Allah en büyüktür, Hamd, Allah'a mahsustur.
*Ekmelüddin
El-Hanefi diyor ki: Bu tekbirin doğuş sebebi şöyledir:
Cebrail aleyhisselâm kurbanı
getirirken, İbrahim aleyhisselâm İsmail (a.s.)’ı kesme işini aceleye
getireceğinden korktuğu için acele olarak اَللّٰهُ اَكْبَرُ اَللّٰهُ اَكْبَرُ
اَللّٰهُ اَكْبَرُ diye
seslendi.
İbrahim (a.s.) bunu işitince; لَآ اِلٰهَ
اِلَّا اللّٰهُ وَاللّٰهُ اَكْبَرُ dedi.
İsmail (a.s.) da duruma vakıf olunca
o da; اَللّٰهُ اَكْبَرُ وَلِلّٰهِ الْحَمْدُ diyerek mukabelede bulundu.* (Büyük Şafii İlmihali
- Halil GÜNENÇ)
Bayram Gününün Âdabı
1.
Gusletmek, güzel koku
sürünmek, yeni elbise giymek. Bunların nedenleri Cuma bahsinde geçmişti.
2.
Bayram sabahı mescide erken
gitmek.
3.
Ramazan bayramında namaza
gitmeden önce bir şey yemek. Kurban bayramında ise namazdan dönünceye kadar bir şey yememek.
4.
Mescide veya namazgaha
yürüyerek gitmek, dönerken başka bir yoldan gelmek.
Cabir şöyle
demiştir: 'Hz. Muhammed (a.s.v.), Bayram namazına giderken başka bir yoldan
gidiyor, dönerken başka bir yoldan geliyordu'. (Buhari/943)
5.
İmam'ın, güneş doğduktan
sonra nafile namaz kılması mekruhtur. Başkaları içinse mekruh değildir. İbn Abbas şöyle rivayet
etmiştir: 'Hz. Muhammed (a.s.v.) Ramazan bayramı günü çıktı, iki rekât
(bayram) namazı kıldı. Ondan önce ve sonra başka namaz kılmadı'.
(Buhari/945)
Nafile namazlardan bazıları şunlardır:
1- Duha namazı. Bunun vakti, güneşin doğup bir mızrak
boyu kadar yükselmesiyle başlar ve öğleye kadar devam eder. En azı; iki rekât,
efdal olanı sekiz rekâttır.
2- Teheccüd namazı. Vakti, yatsı namazını kıldıktan
sonra girer ve fecir doğuncaya kadar devam eder. Bir miktar uyuduktan sonra,
uyanıp kılınır. En azı iki rekâttır, çoğu için bir sınır yoktur.
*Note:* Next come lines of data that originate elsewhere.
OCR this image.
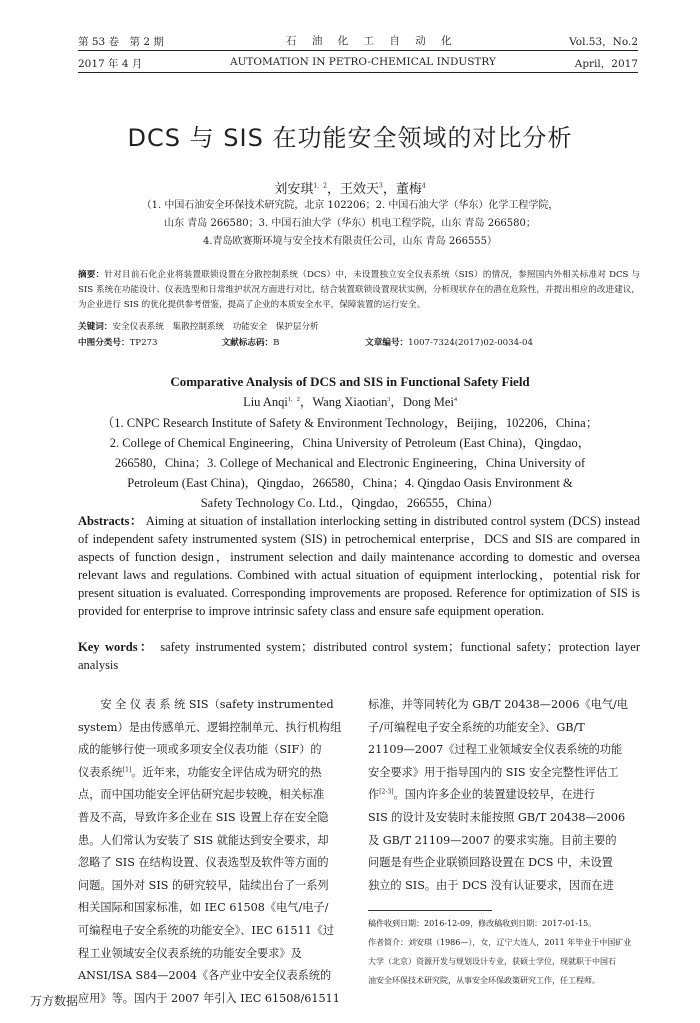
第 53 卷　第 2 期
2017 年 4 月
石 油 化 工 自 动 化
AUTOMATION IN PETRO-CHEMICAL INDUSTRY
Vol.53，No.2
April，2017
DCS 与 SIS 在功能安全领域的对比分析
刘安琪$^{1,2}$，王效天$^3$，董梅$^4$
（1. 中国石油安全环保技术研究院，北京 102206；2. 中国石油大学（华东）化学工程学院，
山东 青岛 266580；3. 中国石油大学（华东）机电工程学院，山东 青岛 266580；
4.青岛欧赛斯环境与安全技术有限责任公司，山东 青岛 266555）
摘要：针对目前石化企业将装置联锁设置在分散控制系统（DCS）中，未设置独立安全仪表系统（SIS）的情况，参照国内外相关标准对 DCS 与 SIS 系统在功能设计、仪表选型和日常维护状况方面进行对比，结合装置联锁设置现状实例，分析现状存在的潜在危险性，并提出相应的改进建议，为企业进行 SIS 的优化提供参考借鉴，提高了企业的本质安全水平，保障装置的运行安全。
关键词：安全仪表系统　集散控制系统　功能安全　保护层分析
中图分类号：TP273	文献标志码：B	文章编号：1007-7324(2017)02-0034-04
Comparative Analysis of DCS and SIS in Functional Safety Field
Liu Anqi$^{1,2}$，Wang Xiaotian$^3$，Dong Mei$^4$
（1. CNPC Research Institute of Safety & Environment Technology，Beijing，102206，China；
2. College of Chemical Engineering，China University of Petroleum (East China)，Qingdao，
266580，China；3. College of Mechanical and Electronic Engineering，China University of
Petroleum (East China)，Qingdao，266580，China；4. Qingdao Oasis Environment &
Safety Technology Co. Ltd.，Qingdao，266555，China）
Abstracts： Aiming at situation of installation interlocking setting in distributed control system (DCS) instead of independent safety instrumented system (SIS) in petrochemical enterprise，DCS and SIS are compared in aspects of function design，instrument selection and daily maintenance according to domestic and oversea relevant laws and regulations. Combined with actual situation of equipment interlocking，potential risk for present situation is evaluated. Corresponding improvements are proposed. Reference for optimization of SIS is provided for enterprise to improve intrinsic safety class and ensure safe equipment operation.
Key words： safety instrumented system；distributed control system；functional safety；protection layer analysis
　　安 全 仪 表 系 统 SIS（safety instrumented
system）是由传感单元、逻辑控制单元、执行机构组
成的能够行使一项或多项安全仪表功能（SIF）的
仪表系统[1]。近年来，功能安全评估成为研究的热
点，而中国功能安全评估研究起步较晚，相关标准
普及不高，导致许多企业在 SIS 设置上存在安全隐
患。人们常认为安装了 SIS 就能达到安全要求，却
忽略了 SIS 在结构设置、仪表选型及软件等方面的
问题。国外对 SIS 的研究较早，陆续出台了一系列
相关国际和国家标准，如 IEC 61508《电气/电子/
可编程电子安全系统的功能安全》、IEC 61511《过
程工业领域安全仪表系统的功能安全要求》及
ANSI/ISA S84—2004《各产业中安全仪表系统的
应用》等。国内于 2007 年引入 IEC 61508/61511
标准，并等同转化为 GB/T 20438—2006《电气/电
子/可编程电子安全系统的功能安全》、GB/T
21109—2007《过程工业领域安全仪表系统的功能
安全要求》用于指导国内的 SIS 安全完整性评估工
作[2-3]。国内许多企业的装置建设较早，在进行
SIS 的设计及安装时未能按照 GB/T 20438—2006
及 GB/T 21109—2007 的要求实施。目前主要的
问题是有些企业联锁回路设置在 DCS 中，未设置
独立的 SIS。由于 DCS 没有认证要求，因而在进
稿件收到日期：2016-12-09，修改稿收到日期：2017-01-15。
作者简介：刘安琪（1986—），女，辽宁大连人，2011 年毕业于中国矿业
大学（北京）资源开发与规划设计专业，获硕士学位，现就职于中国石
油安全环保技术研究院，从事安全环保政策研究工作，任工程师。
万方数据
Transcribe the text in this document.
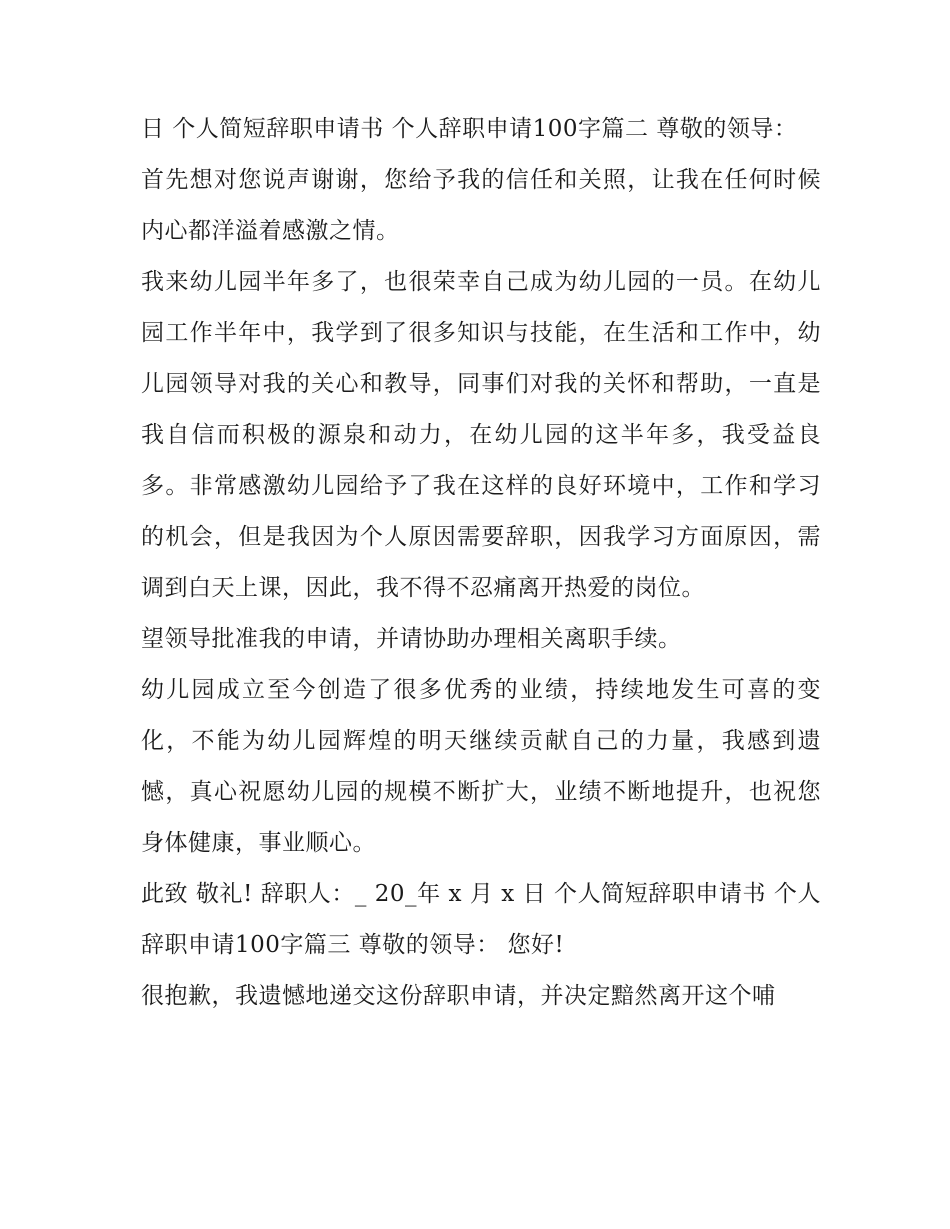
日 个人简短辞职申请书 个人辞职申请100字篇二 尊敬的领导：

首先想对您说声谢谢，您给予我的信任和关照，让我在任何时候内心都洋溢着感激之情。

我来幼儿园半年多了，也很荣幸自己成为幼儿园的一员。在幼儿园工作半年中，我学到了很多知识与技能，在生活和工作中，幼儿园领导对我的关心和教导，同事们对我的关怀和帮助，一直是我自信而积极的源泉和动力，在幼儿园的这半年多，我受益良多。非常感激幼儿园给予了我在这样的良好环境中，工作和学习的机会，但是我因为个人原因需要辞职，因我学习方面原因，需调到白天上课，因此，我不得不忍痛离开热爱的岗位。

望领导批准我的申请，并请协助办理相关离职手续。

幼儿园成立至今创造了很多优秀的业绩，持续地发生可喜的变化，不能为幼儿园辉煌的明天继续贡献自己的力量，我感到遗憾，真心祝愿幼儿园的规模不断扩大，业绩不断地提升，也祝您身体健康，事业顺心。

此致 敬礼! 辞职人：_ 20_年 x 月 x 日 个人简短辞职申请书 个人辞职申请100字篇三 尊敬的领导： 您好!

很抱歉，我遗憾地递交这份辞职申请，并决定黯然离开这个哺
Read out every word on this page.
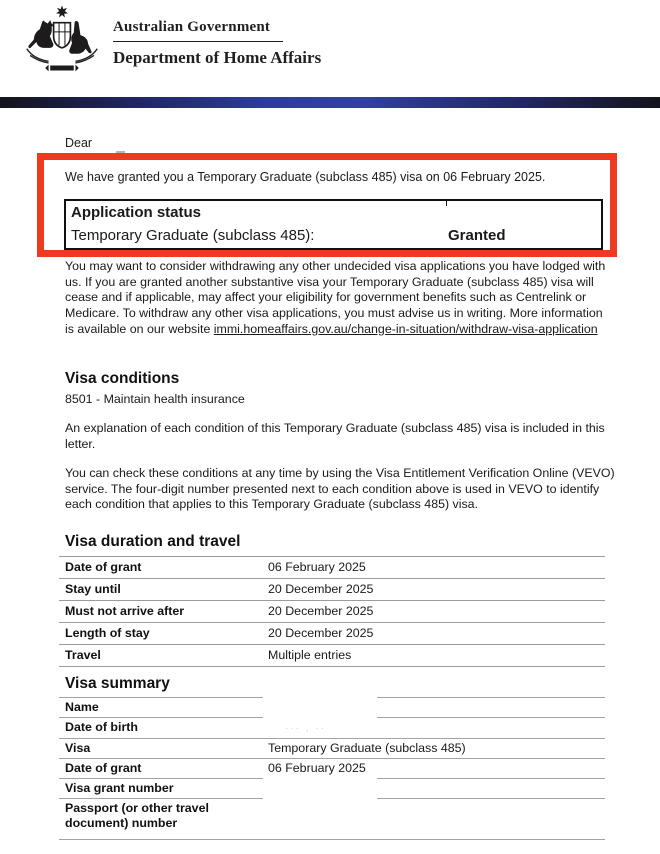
Australian Government
Department of Home Affairs
Dear
We have granted you a Temporary Graduate (subclass 485) visa on 06 February 2025.
Application status
Temporary Graduate (subclass 485):	Granted

You may want to consider withdrawing any other undecided visa applications you have lodged with us. If you are granted another substantive visa your Temporary Graduate (subclass 485) visa will cease and if applicable, may affect your eligibility for government benefits such as Centrelink or Medicare. To withdraw any other visa applications, you must advise us in writing. More information is available on our website immi.homeaffairs.gov.au/change-in-situation/withdraw-visa-application

Visa conditions
8501 - Maintain health insurance

An explanation of each condition of this Temporary Graduate (subclass 485) visa is included in this letter.

You can check these conditions at any time by using the Visa Entitlement Verification Online (VEVO) service. The four-digit number presented next to each condition above is used in VEVO to identify each condition that applies to this Temporary Graduate (subclass 485) visa.

Visa duration and travel
Date of grant	06 February 2025
Stay until	20 December 2025
Must not arrive after	20 December 2025
Length of stay	20 December 2025
Travel	Multiple entries
Visa summary
Name
Date of birth	··· , ··
Visa	Temporary Graduate (subclass 485)
Date of grant	06 February 2025
Visa grant number
Passport (or other travel document) number
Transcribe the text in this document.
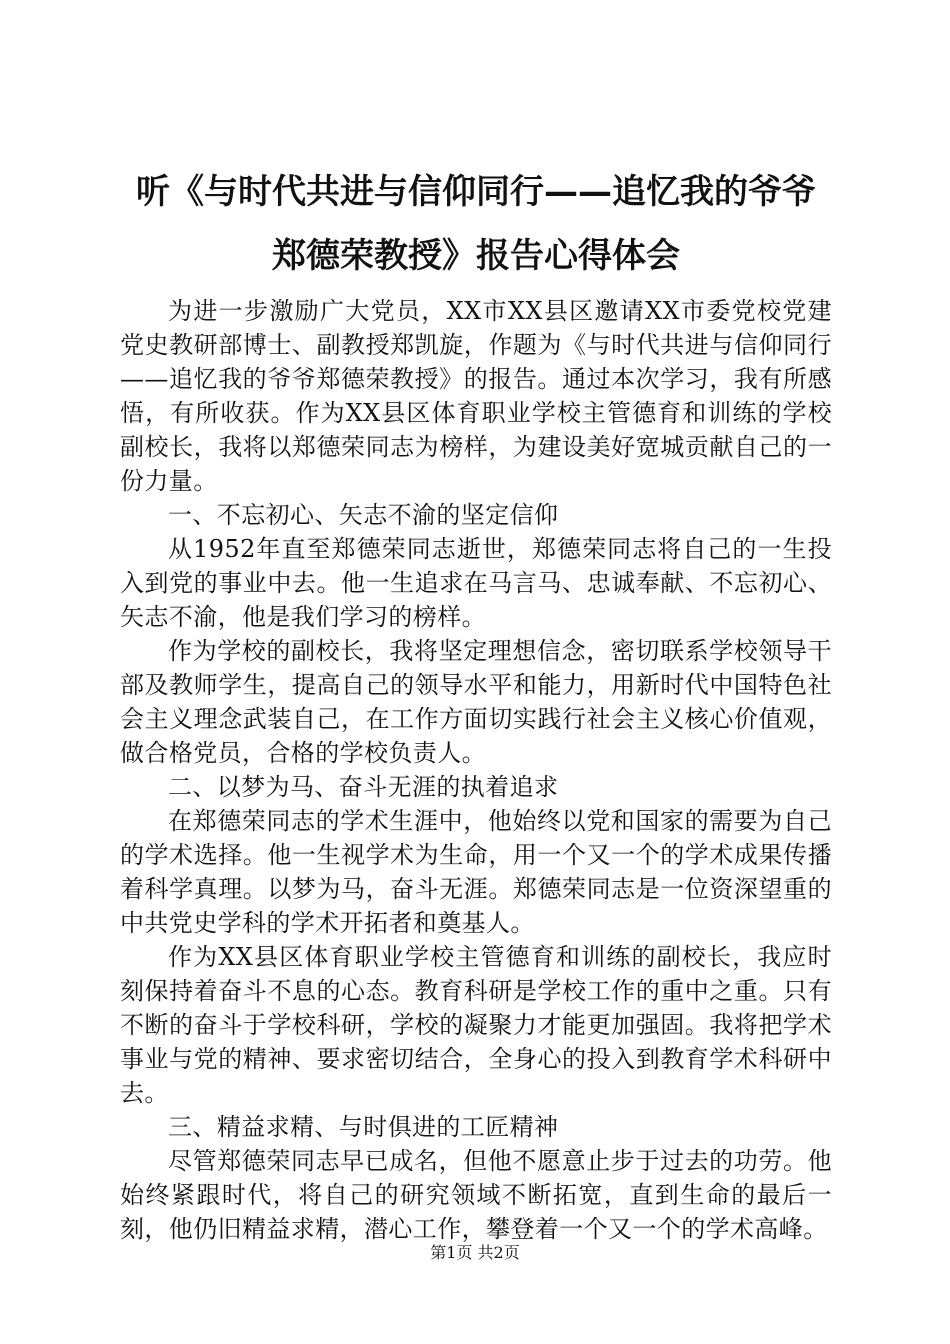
听《与时代共进与信仰同行——追忆我的爷爷
郑德荣教授》报告心得体会

为进一步激励广大党员，XX市XX县区邀请XX市委党校党建党史教研部博士、副教授郑凯旋，作题为《与时代共进与信仰同行——追忆我的爷爷郑德荣教授》的报告。通过本次学习，我有所感悟，有所收获。作为XX县区体育职业学校主管德育和训练的学校副校长，我将以郑德荣同志为榜样，为建设美好宽城贡献自己的一份力量。

一、不忘初心、矢志不渝的坚定信仰

从1952年直至郑德荣同志逝世，郑德荣同志将自己的一生投入到党的事业中去。他一生追求在马言马、忠诚奉献、不忘初心、矢志不渝，他是我们学习的榜样。

作为学校的副校长，我将坚定理想信念，密切联系学校领导干部及教师学生，提高自己的领导水平和能力，用新时代中国特色社会主义理念武装自己，在工作方面切实践行社会主义核心价值观，做合格党员，合格的学校负责人。

二、以梦为马、奋斗无涯的执着追求

在郑德荣同志的学术生涯中，他始终以党和国家的需要为自己的学术选择。他一生视学术为生命，用一个又一个的学术成果传播着科学真理。以梦为马，奋斗无涯。郑德荣同志是一位资深望重的中共党史学科的学术开拓者和奠基人。

作为XX县区体育职业学校主管德育和训练的副校长，我应时刻保持着奋斗不息的心态。教育科研是学校工作的重中之重。只有不断的奋斗于学校科研，学校的凝聚力才能更加强固。我将把学术事业与党的精神、要求密切结合，全身心的投入到教育学术科研中去。

三、精益求精、与时俱进的工匠精神

尽管郑德荣同志早已成名，但他不愿意止步于过去的功劳。他始终紧跟时代，将自己的研究领域不断拓宽，直到生命的最后一刻，他仍旧精益求精，潜心工作，攀登着一个又一个的学术高峰。

第1页 共2页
3- Tehıyyet-ül-mescid namazı. Camiye girince;
oturmadan iki rekât olarak kılınır. Herhangi bir farz veya başka bir nafile
namaz kılınırsa, tehıyyet-ül-mescid namazı yerine de geçer.
4- Tesbih namazı. Bu namaz, dört rekâttır. İki rekâtta
bir selam vermek daha iyidir. Mekruh vakitler dışındaki bir zamanda kılınır.
Her rekâtta 75 defa “Sübhanallahi vel-hamdü lillahi ve la ilahe illallahü
vellahü ekber” denir.
Bunun 15 adedi Fatiha ve sureyi okuduktan sonra
ayakta, 10’ar adedi de rüku’, itidal, birinci secde, iki secde arasındaki
oturuşta, ikinci secdede ve ondan sonraki istirahat ve teşehhüd oturuşlarında
okunur.
5- Evvabin namazı. Buna “gaflet” namazı da denir.
Çünkü bu vakitte, insanlar; yemek yemekle meşgul olup bu namazdan gafil
oluyorlar.Bunun vakti, akşam namazından sonra başlar ve kırmızı şafak’ın
kaybolmasıyla yani yatsı namazının vaktinin girmesiyle biter. En azı iki, en
çoğu yirmi rekâttır.
6- Abdest namazı. Abdest alındıktan sonra, abdest namazı
niyetiyle iki rekât halinde kılınır.
7- Sefer namazı. Yolculuğa çıkılacağı zaman, evden
çıkmadan önce iki rekât ve yolculuktan dönüşte de iki rekât “sefer namazı”
kılınır.
Dönüşteki sünneti, eve varmadan önce, camiye uğrayıp
orada kılmak daha sevabdır.
8- İstihare namazı.Bir şey yapmak isteyip de,
yapılmasında mı yoksa yapılmamasında mı hayır bulunduğunu bilmeyen kimsenin,
iki rekât istihare namazı kılması sünnettir. Namazdan sonra aşağıdaki dua
okunur. Namazdan sonra o işi yapmak için kalbine ferahlık gelirse; o işi
yapmalı, yoksa yapmamalıdır:
“Allahüme inni estehiruke bi ilmike ve estakdiruke bi
kudretike ve es’eluke min fadlikel-azimi fe inneke takdiru vela ekdiru ve
ta’lemu vela a’lemu ve ente Allamul-guyubi Allahümme in kunte ta’lemu enne hazel-emre
hayrun li fi dini ve meaşi ve akıbeti emri fekdurhu li ve yessirhu li sümme
barik li fihi ve in kunte ta’lemu enne hazel-emre şerrun li fi dini ve meaşi ve
akıbeti emri fesrifhu anni vasrifni anhu vakdur liyel-hayra haysu kane sümme
erdini bihi.” ifadesinin yerine, ihtiyacı ne ise, onu söyler.
Meali: (Allah’ım! Senin ilminle hayır,
kudretinle de kuvvet diliyorum. Senin büyük fazlından istiyorum. Şüphesiz sen,
güç yetirirsin, ben güç yetiremem. Sen bilirsin, ben bilemem ve sen gaybı çok
iyi bilensin. Allah’ım! Eğer bu iş; dinim, geçimim ve akıbetim açısından benim
için hayırlı ise, onu benim için takdir buyur ve bana müyesser eyle sonra onu
bana bereketli kıl. Şayet bu iş; dinim, geçimim ve akıbetim açısından benim
için şer ise; onu benden, beni de ondan uzaklaştır. Benim için hayır nerede
ise, onu benim için takdir buyur, sonra da beni onunla razı eyle.)